Most English words are short

This chart was inspired by a piece of folk wisdom from an old email forwarding-spam:

Aoccdrnig to rseearch at Cmabrigde Uinervtisy, it deosn’t mttaer in waht oredr the ltteers in a wrod are, the olny iprmoetnt tihng is taht the frist and lsat ltteer be at the rghit plcae. The rset can be a toatl mses and you can sitll raed it wouthit porbelm. Tihs is bcuseae the huamn mnid deos not raed ervey lteter by istlef, but the wrod as a wlohe.

The form of this email appears at first glance to provide direct evidence of its own “azanmig” claim. But something’s a little fishy: a lot of the words aren’t actually scrambled. Short words aren’t affected by the message’s middle-muddling, and if a paragraph mostly consists of words under six letters, there’s just not that much unscrambling to do!

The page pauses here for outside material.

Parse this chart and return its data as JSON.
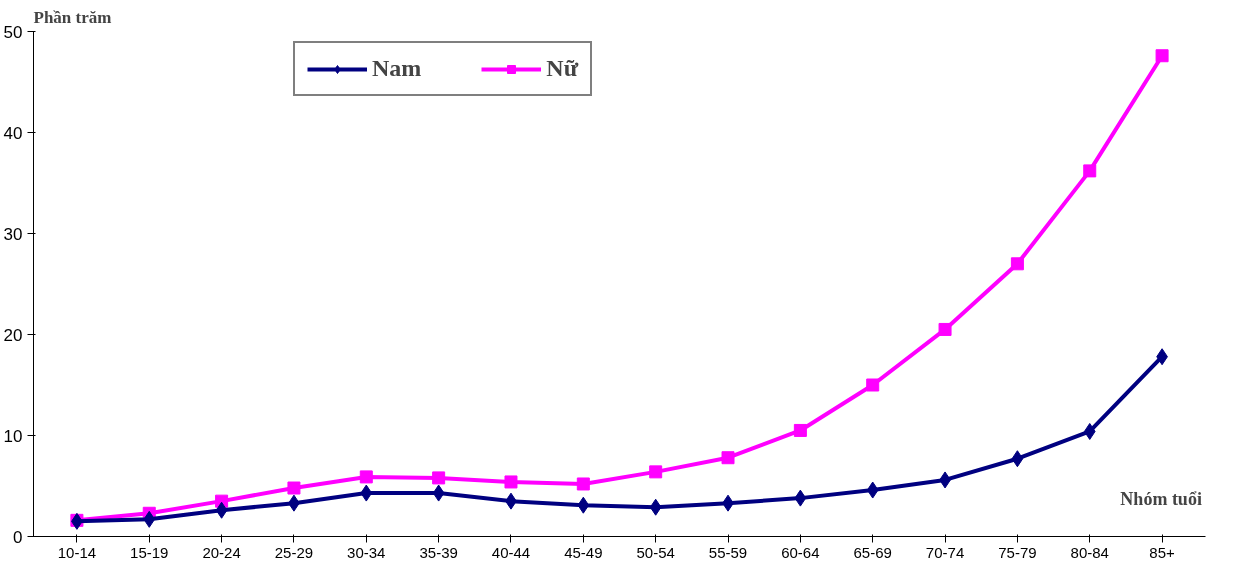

So is the chain letter’s prose typical, or has it been carefully written to exaggerate our anagramming abilities? This depends on how English words are distributed according to their length. Although the median word has seven letters, shorter words are used more frequently:

  • Over a third (38%) of the words in an average paragraph have three letters or fewer — too short to scramble.
  • Four- and five-letter words, which admit only easy rearrangments, account for a further quarter (25%) of written words.
  • The average word length is just 4.95 letters.

By these metrics, the email is on the easy side. Almost half of its words don’t need to be deciphered; 79% of the words have fewer than six letters; and the average word length is 4.10. A random Wikipedia article will take a fair bit more effort to unscramble. Unfortunately, we don’t have amazing anagram abilities — at best, we can claim a form of error correction against small numbers of transpositions.